IPv4アドレスの在庫はいつまであるのか
APNICのジェフ・ヒューストン氏による2009年5月現在の予測(図 2)によると、2011年にIANAが統括管理するIPv4アドレスの在庫が枯渇し(図中の赤線)、その1年後の2012年にRIRのIPv4アドレスの在庫も枯渇すると言われています(図中の緑線)。
つまり、現在の消費状況が続いた場合、あと3年程度でIPv4アドレスの在庫が枯渇してしまうということになります。
IPv4アドレス在庫枯渇問題への対策
IPv4アドレス枯渇問題に対応するため、二つの対策が進められました。一つは、IPv4アドレスの消費速度を抑え、在庫枯渇を遅らせるもので、IPv4アドレスの延命と呼ばれています。もう一つは、より多くのIPアドレスを利用可能な全く新しいIP(IPv6)を開発・普及させ、アドレス枯渇問題を根本的に解決しようとするものです(*2)。
これらの対策は当初からセットになっており、延命によって時間を稼ぎ、その間にIPv6の開発・普及を進めようという戦略が採用されました。
延命、開発は成功、しかし普及は途上段階
そして1990年代にCIDR(*3)とNAT(*4)という、二つのIPv4アドレスの延命策が導入されました。特にNATとプライベートアドレス(*5)の組み合わせは大きな成功を収め、IPv4アドレス在庫枯渇の時期は1990年代前半の当初予測よりも大幅に遅くなりました。
一方で、新しいIPであるIPv6の技術開発は2000年代初頭までに完了し、技術仕様に対応した実装の開発や各機器におけるIPv6サポートも進みました。しかし、その普及については、当初の計画通りに進んでいるとは必ずしも言えない状況です。
IPv6の導入にかかるコスト負担のモチベーションの問題など、いろいろと理由はあげられてきましたが、IPv4アドレス在庫枯渇を数年後に控え、残された時間はわずかであるという認識が急速に広まっています。

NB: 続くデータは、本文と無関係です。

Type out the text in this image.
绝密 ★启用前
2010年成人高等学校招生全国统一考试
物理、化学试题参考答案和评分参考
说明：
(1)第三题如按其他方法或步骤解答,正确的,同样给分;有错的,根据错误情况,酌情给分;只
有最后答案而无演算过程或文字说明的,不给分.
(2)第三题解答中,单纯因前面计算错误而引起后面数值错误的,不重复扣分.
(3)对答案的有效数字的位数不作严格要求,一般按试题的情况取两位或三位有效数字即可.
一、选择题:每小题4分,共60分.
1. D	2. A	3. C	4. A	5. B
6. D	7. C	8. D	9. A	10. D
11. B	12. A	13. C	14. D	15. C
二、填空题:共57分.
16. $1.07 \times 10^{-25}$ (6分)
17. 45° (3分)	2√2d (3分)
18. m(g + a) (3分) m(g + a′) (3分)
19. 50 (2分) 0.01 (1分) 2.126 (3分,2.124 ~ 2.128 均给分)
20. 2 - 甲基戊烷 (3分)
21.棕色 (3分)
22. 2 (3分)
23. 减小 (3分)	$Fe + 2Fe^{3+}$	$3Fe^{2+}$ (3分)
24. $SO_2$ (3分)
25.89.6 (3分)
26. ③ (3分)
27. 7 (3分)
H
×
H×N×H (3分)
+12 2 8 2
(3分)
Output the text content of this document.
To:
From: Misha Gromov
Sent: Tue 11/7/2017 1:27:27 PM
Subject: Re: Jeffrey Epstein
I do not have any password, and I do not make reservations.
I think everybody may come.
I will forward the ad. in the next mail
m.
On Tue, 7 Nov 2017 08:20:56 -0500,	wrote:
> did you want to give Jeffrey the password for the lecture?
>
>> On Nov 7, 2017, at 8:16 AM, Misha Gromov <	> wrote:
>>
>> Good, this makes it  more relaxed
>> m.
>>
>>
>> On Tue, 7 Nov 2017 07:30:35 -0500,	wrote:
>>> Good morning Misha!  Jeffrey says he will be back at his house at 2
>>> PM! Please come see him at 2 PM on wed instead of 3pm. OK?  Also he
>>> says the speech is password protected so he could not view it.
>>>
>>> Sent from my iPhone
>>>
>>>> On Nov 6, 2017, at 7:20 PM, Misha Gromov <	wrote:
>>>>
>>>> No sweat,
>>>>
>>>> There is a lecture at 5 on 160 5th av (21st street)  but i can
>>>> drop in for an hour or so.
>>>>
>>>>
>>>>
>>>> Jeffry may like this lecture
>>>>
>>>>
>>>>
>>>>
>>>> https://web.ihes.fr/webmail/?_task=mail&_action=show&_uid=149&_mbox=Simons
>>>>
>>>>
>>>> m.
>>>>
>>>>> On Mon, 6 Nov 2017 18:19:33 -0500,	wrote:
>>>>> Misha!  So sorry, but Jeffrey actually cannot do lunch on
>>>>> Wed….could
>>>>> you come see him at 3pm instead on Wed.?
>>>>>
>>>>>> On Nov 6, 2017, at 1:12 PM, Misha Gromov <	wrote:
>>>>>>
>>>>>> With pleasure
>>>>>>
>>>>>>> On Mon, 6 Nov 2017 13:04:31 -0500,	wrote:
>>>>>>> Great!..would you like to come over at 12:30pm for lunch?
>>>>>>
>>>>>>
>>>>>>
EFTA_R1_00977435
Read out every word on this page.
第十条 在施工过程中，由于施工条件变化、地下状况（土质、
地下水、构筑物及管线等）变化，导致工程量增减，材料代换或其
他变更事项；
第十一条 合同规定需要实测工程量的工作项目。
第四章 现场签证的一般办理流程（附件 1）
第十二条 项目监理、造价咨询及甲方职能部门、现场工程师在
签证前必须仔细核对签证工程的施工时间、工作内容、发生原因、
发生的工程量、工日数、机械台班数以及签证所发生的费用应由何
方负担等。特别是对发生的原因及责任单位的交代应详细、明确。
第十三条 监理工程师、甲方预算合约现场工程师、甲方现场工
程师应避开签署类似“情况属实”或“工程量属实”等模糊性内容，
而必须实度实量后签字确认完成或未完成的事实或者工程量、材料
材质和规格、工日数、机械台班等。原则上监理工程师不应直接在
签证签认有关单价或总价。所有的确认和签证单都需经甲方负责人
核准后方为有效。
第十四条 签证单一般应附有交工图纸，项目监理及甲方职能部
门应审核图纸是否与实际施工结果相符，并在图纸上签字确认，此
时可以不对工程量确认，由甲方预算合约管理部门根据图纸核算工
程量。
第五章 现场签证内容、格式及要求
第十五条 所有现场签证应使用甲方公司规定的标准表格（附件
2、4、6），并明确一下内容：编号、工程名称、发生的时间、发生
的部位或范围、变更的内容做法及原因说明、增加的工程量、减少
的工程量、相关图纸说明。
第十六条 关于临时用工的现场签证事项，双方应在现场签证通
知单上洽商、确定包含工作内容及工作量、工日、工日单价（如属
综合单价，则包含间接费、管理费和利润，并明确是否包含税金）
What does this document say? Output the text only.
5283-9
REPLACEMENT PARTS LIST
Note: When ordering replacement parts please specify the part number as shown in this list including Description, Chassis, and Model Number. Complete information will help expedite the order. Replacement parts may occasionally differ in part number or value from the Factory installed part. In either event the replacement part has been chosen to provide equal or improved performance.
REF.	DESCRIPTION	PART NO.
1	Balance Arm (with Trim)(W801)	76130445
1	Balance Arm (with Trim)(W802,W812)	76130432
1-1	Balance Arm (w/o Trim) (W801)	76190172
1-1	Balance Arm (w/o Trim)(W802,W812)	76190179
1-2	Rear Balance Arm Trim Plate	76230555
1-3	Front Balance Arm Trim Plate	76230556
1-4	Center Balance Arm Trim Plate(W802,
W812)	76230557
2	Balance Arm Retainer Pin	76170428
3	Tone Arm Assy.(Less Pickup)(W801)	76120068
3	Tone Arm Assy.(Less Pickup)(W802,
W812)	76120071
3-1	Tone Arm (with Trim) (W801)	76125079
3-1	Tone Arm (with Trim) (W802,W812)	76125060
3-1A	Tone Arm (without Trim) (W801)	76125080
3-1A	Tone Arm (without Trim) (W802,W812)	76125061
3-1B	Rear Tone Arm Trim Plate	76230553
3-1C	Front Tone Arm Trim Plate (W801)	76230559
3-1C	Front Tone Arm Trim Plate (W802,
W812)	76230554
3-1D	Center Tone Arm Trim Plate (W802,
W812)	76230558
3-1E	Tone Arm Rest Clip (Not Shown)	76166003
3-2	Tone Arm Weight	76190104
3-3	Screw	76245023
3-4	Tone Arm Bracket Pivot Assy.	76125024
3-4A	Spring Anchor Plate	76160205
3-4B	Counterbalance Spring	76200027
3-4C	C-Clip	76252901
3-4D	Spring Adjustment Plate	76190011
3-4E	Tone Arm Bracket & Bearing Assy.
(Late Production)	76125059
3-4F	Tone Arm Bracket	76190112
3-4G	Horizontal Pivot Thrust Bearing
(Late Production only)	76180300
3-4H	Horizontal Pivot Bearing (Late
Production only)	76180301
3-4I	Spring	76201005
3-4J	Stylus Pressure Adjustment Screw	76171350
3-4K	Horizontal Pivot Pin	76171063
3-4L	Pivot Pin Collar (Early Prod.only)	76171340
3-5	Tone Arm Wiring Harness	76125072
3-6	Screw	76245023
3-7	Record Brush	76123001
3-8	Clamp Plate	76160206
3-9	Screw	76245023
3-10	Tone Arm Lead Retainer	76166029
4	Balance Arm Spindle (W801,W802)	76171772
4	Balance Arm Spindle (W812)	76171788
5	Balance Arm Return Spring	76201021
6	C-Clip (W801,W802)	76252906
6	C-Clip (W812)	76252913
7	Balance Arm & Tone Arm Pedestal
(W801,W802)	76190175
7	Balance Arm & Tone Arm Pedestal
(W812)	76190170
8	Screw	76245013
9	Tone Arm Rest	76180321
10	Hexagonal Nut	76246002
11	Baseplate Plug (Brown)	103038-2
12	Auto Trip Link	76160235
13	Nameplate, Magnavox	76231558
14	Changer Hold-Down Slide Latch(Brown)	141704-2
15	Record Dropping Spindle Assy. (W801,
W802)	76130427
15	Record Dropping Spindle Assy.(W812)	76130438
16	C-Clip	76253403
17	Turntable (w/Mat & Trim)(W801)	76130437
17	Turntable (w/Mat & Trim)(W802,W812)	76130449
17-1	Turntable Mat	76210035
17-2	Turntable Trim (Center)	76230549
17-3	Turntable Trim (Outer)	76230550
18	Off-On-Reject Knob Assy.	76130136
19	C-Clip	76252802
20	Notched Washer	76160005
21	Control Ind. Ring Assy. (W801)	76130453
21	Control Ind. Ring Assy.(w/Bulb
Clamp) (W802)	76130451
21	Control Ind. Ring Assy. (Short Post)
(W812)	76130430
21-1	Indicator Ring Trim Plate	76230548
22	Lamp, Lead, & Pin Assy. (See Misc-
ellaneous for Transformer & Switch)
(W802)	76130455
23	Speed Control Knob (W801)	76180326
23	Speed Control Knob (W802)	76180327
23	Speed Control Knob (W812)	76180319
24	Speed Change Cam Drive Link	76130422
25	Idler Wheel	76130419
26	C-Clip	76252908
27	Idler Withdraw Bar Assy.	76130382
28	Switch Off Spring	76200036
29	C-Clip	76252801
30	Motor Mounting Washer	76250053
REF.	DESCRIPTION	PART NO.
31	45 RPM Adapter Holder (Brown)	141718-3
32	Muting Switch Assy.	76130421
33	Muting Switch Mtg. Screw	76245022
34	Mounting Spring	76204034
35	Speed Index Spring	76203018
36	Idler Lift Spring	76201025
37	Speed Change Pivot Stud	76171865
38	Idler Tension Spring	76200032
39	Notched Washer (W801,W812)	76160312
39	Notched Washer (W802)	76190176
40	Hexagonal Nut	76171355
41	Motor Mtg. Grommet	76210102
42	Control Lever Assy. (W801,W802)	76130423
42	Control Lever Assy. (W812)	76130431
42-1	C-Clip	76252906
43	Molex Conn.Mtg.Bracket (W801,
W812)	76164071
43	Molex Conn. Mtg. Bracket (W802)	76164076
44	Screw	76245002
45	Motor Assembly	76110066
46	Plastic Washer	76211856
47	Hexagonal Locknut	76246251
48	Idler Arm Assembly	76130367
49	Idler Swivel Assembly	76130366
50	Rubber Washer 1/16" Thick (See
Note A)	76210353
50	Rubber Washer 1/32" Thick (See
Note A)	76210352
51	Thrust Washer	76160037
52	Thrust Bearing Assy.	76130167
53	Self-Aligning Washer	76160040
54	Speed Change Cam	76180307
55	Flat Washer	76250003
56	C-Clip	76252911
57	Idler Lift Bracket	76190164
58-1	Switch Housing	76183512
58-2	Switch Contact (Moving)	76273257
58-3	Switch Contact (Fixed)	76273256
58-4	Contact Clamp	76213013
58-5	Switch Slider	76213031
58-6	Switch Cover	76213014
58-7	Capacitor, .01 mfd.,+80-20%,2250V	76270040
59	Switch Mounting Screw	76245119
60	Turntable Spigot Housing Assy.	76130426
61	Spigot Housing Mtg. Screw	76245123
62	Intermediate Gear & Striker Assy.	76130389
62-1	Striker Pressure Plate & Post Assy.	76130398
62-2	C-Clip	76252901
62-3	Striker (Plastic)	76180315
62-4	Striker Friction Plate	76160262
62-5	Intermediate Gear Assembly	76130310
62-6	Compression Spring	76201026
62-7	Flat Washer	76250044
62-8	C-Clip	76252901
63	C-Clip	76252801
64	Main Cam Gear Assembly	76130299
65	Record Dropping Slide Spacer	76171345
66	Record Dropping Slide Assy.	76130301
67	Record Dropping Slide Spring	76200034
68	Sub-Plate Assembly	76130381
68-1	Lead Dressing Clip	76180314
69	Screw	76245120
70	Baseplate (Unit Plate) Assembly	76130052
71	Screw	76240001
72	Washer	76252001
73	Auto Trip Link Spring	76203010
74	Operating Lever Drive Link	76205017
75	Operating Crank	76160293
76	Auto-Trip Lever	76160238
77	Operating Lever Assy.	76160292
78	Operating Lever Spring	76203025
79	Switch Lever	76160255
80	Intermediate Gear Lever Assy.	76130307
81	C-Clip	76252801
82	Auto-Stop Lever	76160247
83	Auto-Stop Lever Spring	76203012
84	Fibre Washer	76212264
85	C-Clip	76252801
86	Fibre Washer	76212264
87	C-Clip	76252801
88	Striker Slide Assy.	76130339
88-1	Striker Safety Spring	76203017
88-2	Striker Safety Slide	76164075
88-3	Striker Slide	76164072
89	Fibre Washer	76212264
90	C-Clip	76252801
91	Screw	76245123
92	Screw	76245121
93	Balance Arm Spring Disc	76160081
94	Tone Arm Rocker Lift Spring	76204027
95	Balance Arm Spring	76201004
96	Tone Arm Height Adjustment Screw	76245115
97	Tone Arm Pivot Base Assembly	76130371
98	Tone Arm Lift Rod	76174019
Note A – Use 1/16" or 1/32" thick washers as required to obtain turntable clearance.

このような状況を背景に、サーバやルータなどのハードウェア、OSやアプリケーションなどのソフトウェアに加え、インターネット上で提供されている各種Webサービスなどにおいても、IPv6への対応作業が進められ始めています。
DNSのIPv6対応―通信とリソースレコード
▼DNSの通信をIPv6でできるようにする
DNSがIPv6で通信できるようにするためには、サーバのOSとDNSサーバソフトウェアがIPv6通信に対応している必要があります。BIND9やNSD/Unboundなど、現在の多くの実装はIPv6通信をサポートしています。
次に、DNSサーバをIPv6ネットワークに接続し、外部とのIPv6通信を可能にする必要があります。サーバの実装によってはIPv6接続を認識した時点で自動的にIPv6通信が有効になるものもあります。意図しない動作をさせないためにも、仕様をよく確認しておきましょう。
▼IPv6アドレスに関係するRRを扱えるようにする
ホスト名にIPv6 アドレスを設定する場合、IPv4のAレコードの代わりにAAAAレコード(*6)を使います。
逆引きはIPv4と同様にPTRレコードを使い、in-addr.arpaの代わりにip6.arpaゾーンを指定します。
逆引きの設定の際には、digコマンドの -x オプション(逆引き検索)の出力結果を利用すると便利です。
▼JPドメイン名における対応状況
JPRSでは、皆様のドメイン名をIPv6で運用できるようにするため、JPドメイン名登録システム、JP DNSともに、IPv6への対応を完了しています。
ドメイン名とDNSの運用に関わる方は、IPv6の導入の中でDNSのIPv6対応の検討を早めに行いましょう。JPRSではDNSの運用に関する情報などをWebで提供しています。そちらもぜひご覧ください。
http://www.potaroo.net/tools/ipv4/より引用
IPv6ではアドレス空間が128ビットに拡張されており、2の128乗(340,282,366,920,938,463,463,374,607,431,768,211,456)個という、多大な数のIPアドレスを表すことができます。
Classless Inter-Domain Routing:RFC 1519で定義されています。
Network Address Translation: RFC 1631で定義されました。
インターネット上に存在しないことが保証されているIPアドレス。
「クワッドエーレコード」と読みます。
掲載内容は2009年6月のものです。